Da Keith Lansing a Valentina Ilianov, Provost, Nuova Pechino. Val, siamo attaccati da navi waldahud e non sarei sorpreso se tra poco toccasse a voi. Sono venuto a sapere che in teoria esiste un sistema per distruggere una scorciatoia, appiattendo lo spazio-tempo che la circonda e impedendole in tal modo di ancorarsi nello spazio normale. Se a un certo punto le forze d’invasione waldahud saranno prossime a sconfiggere la vostra flotta, forse sarete disposti a considerare la possibilità di distruggere l’uscita della vostra scorciatoia. Questo atto, è chiaro, isolerebbe il sistema Sole — Epsilon Indi — Tau Ceti dal resto della galassia e priverebbe le forze waldahud di ogni via di ritirata. Pensaci bene prima di farlo, amica mia. La tecnica si può desumere dagli articoli allegati al messaggio. Li ho codificati e la chiave è il cognome della donna sulla quale tutti e due abbiamo fantasticato molti anni fa. Fine.
“Fatto” disse Phantom.
Keith premette un pulsante e gli schermi scomparvero. «Lancia il watson,Lianne» disse.
«Agli ordini.»
Keith osservò la scatola di metallo allontanarsi dalla Starplex, alla deriva. Il cuore gli batteva forte. Se Val avesse deciso di usare quella tecnica ci sarebbe stata un’altra conseguenza che Keith non le aveva ricordato esplicitamente: anche lui e Rissa, e gli altri terrestri a bordo della Starplex, non avrebbero mai più rivisto le loro case.

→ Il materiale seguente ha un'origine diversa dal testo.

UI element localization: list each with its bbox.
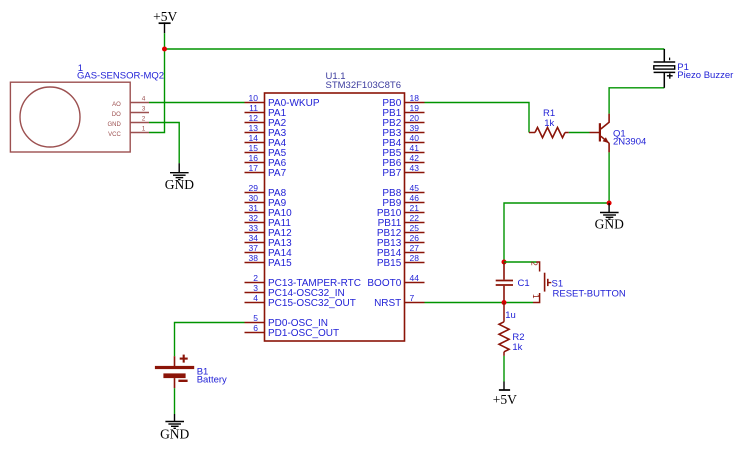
svg-text:4: 4	[253, 293, 258, 303]
wire sensor AO to U1 PA0	[149, 102, 245, 104]
U1 pin 13 PA3	[245, 123, 287, 139]
svg-text:28: 28	[410, 253, 420, 263]
U1 pin 44 BOOT0	[367, 273, 424, 289]
junction node at +5V rail	[162, 47, 167, 52]
junction node at Q1 emitter/ground	[607, 201, 612, 206]
U1 pin 37 PA14	[245, 243, 293, 259]
svg-text:Battery: Battery	[197, 374, 227, 385]
U1 pin 6 PD1-OSC_OUT	[245, 323, 340, 339]
svg-text:C1: C1	[518, 278, 530, 289]
svg-text:GND: GND	[160, 426, 189, 441]
svg-text:13: 13	[249, 123, 259, 133]
svg-text:+5V: +5V	[493, 392, 517, 407]
U1 pin 17 PA7	[245, 163, 287, 179]
U1 pin 41 PB5	[382, 143, 424, 159]
svg-text:PC15-OSC32_OUT: PC15-OSC32_OUT	[268, 298, 356, 309]
svg-text:PA7: PA7	[268, 168, 287, 179]
gas sensor pin 2 GND	[107, 116, 149, 128]
U1 pin 25 PB12	[377, 223, 425, 239]
U1 pin 3 PC14-OSC32_IN	[245, 283, 345, 299]
svg-text:BOOT0: BOOT0	[367, 278, 401, 289]
svg-text:1k: 1k	[544, 118, 554, 129]
svg-text:STM32F103C8T6: STM32F103C8T6	[326, 80, 402, 91]
U1 pin 30 PA9	[245, 193, 287, 209]
svg-text:3: 3	[142, 106, 146, 113]
svg-text:32: 32	[249, 213, 259, 223]
junction node at NRST	[502, 300, 507, 305]
svg-text:38: 38	[249, 253, 259, 263]
U1 pin 33 PA12	[245, 223, 293, 239]
U1 pin 31 PA10	[245, 203, 293, 219]
IC U1.1 STM32F103C8T6 body	[265, 93, 405, 341]
svg-text:29: 29	[249, 183, 259, 193]
svg-text:21: 21	[410, 203, 420, 213]
svg-text:34: 34	[249, 233, 259, 243]
svg-text:VCC: VCC	[108, 132, 121, 138]
gas sensor pin 4 AO	[112, 96, 149, 108]
svg-text:10: 10	[249, 93, 259, 103]
svg-text:PB15: PB15	[377, 258, 402, 269]
svg-text:PD1-OSC_OUT: PD1-OSC_OUT	[268, 328, 339, 339]
svg-text:33: 33	[249, 223, 259, 233]
U1 pin 45 PB8	[382, 183, 424, 199]
ground (battery)	[160, 414, 189, 441]
U1 pin 15 PA5	[245, 143, 287, 159]
capacitor C1	[496, 263, 513, 303]
U1 pin 7 NRST	[374, 293, 424, 309]
U1 pin 46 PB9	[382, 193, 424, 209]
U1 pin 40 PB4	[382, 133, 424, 149]
svg-text:41: 41	[410, 143, 420, 153]
U1 pin 32 PA11	[245, 213, 292, 229]
svg-text:+5V: +5V	[153, 9, 177, 24]
svg-text:2: 2	[142, 116, 146, 123]
battery B1	[155, 355, 194, 389]
wire +5V stem to junction	[164, 33, 166, 49]
svg-text:31: 31	[249, 203, 259, 213]
svg-text:27: 27	[410, 243, 420, 253]
svg-text:GND: GND	[595, 216, 624, 231]
svg-text:NRST: NRST	[374, 298, 401, 309]
U1 pin 10 PA0-WKUP	[245, 93, 320, 109]
U1 pin 20 PB2	[382, 113, 424, 129]
svg-text:4: 4	[142, 96, 146, 103]
U1 pin 43 PB7	[382, 163, 424, 179]
svg-text:40: 40	[410, 133, 420, 143]
svg-text:Piezo Buzzer: Piezo Buzzer	[677, 70, 733, 81]
U1 pin 42 PB6	[382, 153, 424, 169]
svg-text:1: 1	[142, 126, 146, 133]
wire U1 PD0 to battery	[175, 323, 245, 357]
svg-text:1k: 1k	[512, 342, 522, 353]
svg-text:PB7: PB7	[382, 168, 401, 179]
wire Q1 collector to buzzer	[609, 88, 664, 114]
svg-text:1u: 1u	[505, 310, 516, 321]
U1 pin 26 PB13	[377, 233, 425, 249]
resistor R2	[499, 303, 509, 356]
svg-text:43: 43	[410, 163, 420, 173]
wire junction to C1 branch	[504, 203, 609, 262]
wire +5V down to sensor VCC	[149, 49, 165, 133]
U1 pin 18 PB0	[382, 93, 424, 109]
wire battery to ground	[174, 388, 176, 414]
svg-text:5: 5	[253, 313, 258, 323]
ground (Q1 emitter)	[595, 203, 624, 231]
U1 pin 16 PA6	[245, 153, 287, 169]
svg-text:RESET-BUTTON: RESET-BUTTON	[553, 289, 626, 300]
svg-text:19: 19	[410, 103, 420, 113]
U1 pin 28 PB15	[377, 253, 425, 269]
power +5V (bottom)	[493, 382, 517, 408]
U1 pin 5 PD0-OSC_IN	[245, 313, 329, 329]
svg-text:25: 25	[410, 223, 420, 233]
svg-text:12: 12	[249, 113, 259, 123]
svg-text:44: 44	[410, 273, 420, 283]
gas sensor pin 3 DO	[112, 106, 149, 118]
wire sensor GND to ground	[149, 123, 179, 164]
svg-text:2: 2	[253, 273, 258, 283]
wire C1 top to S1	[504, 261, 537, 263]
svg-text:2N3904: 2N3904	[613, 136, 646, 147]
svg-text:17: 17	[249, 163, 259, 173]
svg-text:37: 37	[249, 243, 259, 253]
svg-text:22: 22	[410, 213, 420, 223]
U1 pin 22 PB11	[378, 213, 425, 229]
U1 pin 21 PB10	[377, 203, 425, 219]
svg-text:20: 20	[410, 113, 420, 123]
svg-text:DO: DO	[112, 112, 121, 118]
U1 pin 19 PB1	[382, 103, 424, 119]
U1 pin 12 PA2	[245, 113, 287, 129]
svg-text:46: 46	[410, 193, 420, 203]
svg-text:PA15: PA15	[268, 258, 292, 269]
wire R1 to Q1 base	[569, 132, 590, 134]
piezo buzzer P1	[654, 49, 676, 88]
svg-text:15: 15	[249, 143, 259, 153]
svg-text:14: 14	[249, 133, 259, 143]
svg-text:6: 6	[253, 323, 258, 333]
svg-text:GND: GND	[107, 122, 121, 128]
svg-text:30: 30	[249, 193, 259, 203]
svg-text:18: 18	[410, 93, 420, 103]
svg-text:GAS-SENSOR-MQ2: GAS-SENSOR-MQ2	[77, 71, 164, 82]
power +5V (top)	[153, 9, 177, 33]
wire top rail from junction to buzzer	[165, 48, 665, 50]
svg-text:AO: AO	[112, 102, 121, 108]
svg-text:39: 39	[410, 123, 420, 133]
svg-text:45: 45	[410, 183, 420, 193]
U1 pin 2 PC13-TAMPER-RTC	[245, 273, 361, 289]
svg-text:11: 11	[249, 103, 258, 113]
gas sensor module GAS-SENSOR-MQ2 body	[10, 82, 130, 152]
U1 pin 29 PA8	[245, 183, 287, 199]
svg-text:7: 7	[410, 293, 415, 303]
U1 pin 27 PB14	[377, 243, 425, 259]
svg-text:16: 16	[249, 153, 259, 163]
resistor R1	[529, 127, 569, 137]
U1 pin 4 PC15-OSC32_OUT	[245, 293, 356, 309]
U1 pin 38 PA15	[245, 253, 293, 269]
wire Q1 emitter to ground junction	[608, 152, 610, 203]
wire junction to S1 bottom	[504, 302, 533, 304]
U1 pin 14 PA4	[245, 133, 287, 149]
svg-text:1: 1	[531, 294, 540, 299]
wire R2 to +5V	[503, 356, 505, 382]
svg-text:26: 26	[410, 233, 420, 243]
ground (sensor)	[165, 163, 194, 192]
U1 pin 11 PA1	[245, 103, 287, 119]
U1 pin 34 PA13	[245, 233, 293, 249]
svg-text:GND: GND	[165, 177, 194, 192]
gas sensor pin 1 VCC	[108, 126, 149, 138]
junction node at C1 top	[502, 260, 507, 265]
U1 pin 39 PB3	[382, 123, 424, 139]
pushbutton S1	[530, 261, 552, 302]
wire U1 NRST to junction	[425, 302, 505, 304]
svg-text:3: 3	[253, 283, 258, 293]
transistor Q1 2N3904	[590, 114, 610, 153]
wire U1 PB0 to R1	[425, 103, 530, 133]
svg-text:2: 2	[530, 261, 539, 266]
svg-text:42: 42	[410, 153, 420, 163]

«Ci siamo» esclamò Rombo. «Cinque. Quattro. Tre. Due. Uno. Lancio del PDQ. Tre. Due. Uno. Lancio del Rum Runner. Tre. Due. Uno. Lancio del Marc Garneau. Tre. Due. Uno. Lancio del Dakterth. Tre. Due. Uno. Lancio del Lunga Marcia.»
I lampi di fusione dei dieci motori gemelli rischiararono il cielo olografico quando le cinque sonde furono espulse dal disco centrale della Starplex. Le navi waldahud in avvicinamento erano ormai abbastanza vicine da poter essere visualizzate direttamente e non come triangoli colorati.
«Schermi di forza al massimo» comunicò Rombo.
«Apri cinque finestre negli schermi di forza e invia quanto segue, come messaggio laser in codice, a ciascuna delle nostre navi» ordinò Keith. «Nessuno deve fare fuoco a meno che i waldahudin non sparino a noi per primi. Forse basterà una dimostrazione di forza per convincerli a ritirarsi.»
«Hanno già liquidato uno dei nostri Watson» disse Thor.
Keith annuì. «Però se anche creature senzienti dovessero diventare bersagli, allora dovranno essere i waldahudin a cominciare.»
«Messaggio in arrivo» avvertì Lianne.
«Vediamolo.»
Apparve la faccia di Gawst. «Ultima possibilità, Lansing. Dichiara la resa della Starplex.»
«Nessuna risposta» disse Keith. Lanciò un’occhiata a un monitor. La Starplex era ancora orientata in modo che la serie inferiore di telescopi guardasse la stella verde e i caccia in avvicinamento.
«La nave di Gawst si avvicina velocemente» disse Thor. «Le altre sette stanno attestandosi a circa 9 mila chilometri da qui.»
«Tenetevi forte!» gridò Keith.
«Sta sparando!» esclamò Thor. «Un colpo contro i nostri schermi di forza. Nessun danno.»
«Quanto a lungo possiamo deflettere i suoi laser?» domandò Keith.
«Per altri quattro colpi, forse cinque» rispose Lianne.
«Le altre navi waldahud si stanno avvicinando. Tentano di circondarci» avvertì Thor.
«Vuoi che le nostre sonde attacchino?» chiese Rombo. Keith non rispose. «Direttore, vuoi che le nostre sonde attacchino?»
«Non credo che Gawst sparerebbe davvero» disse Keith, incerto.
«Si stanno collocando su posizioni geodesiche equidistanti intorno a noi» comunicò Thor. «Se tutte e otto le navi spareranno contemporaneamente, usando la stessa lunghezza d’onda, schiacceranno i nostri campi. Non rimarrà nessuna direzione in cui deviare l’energia.»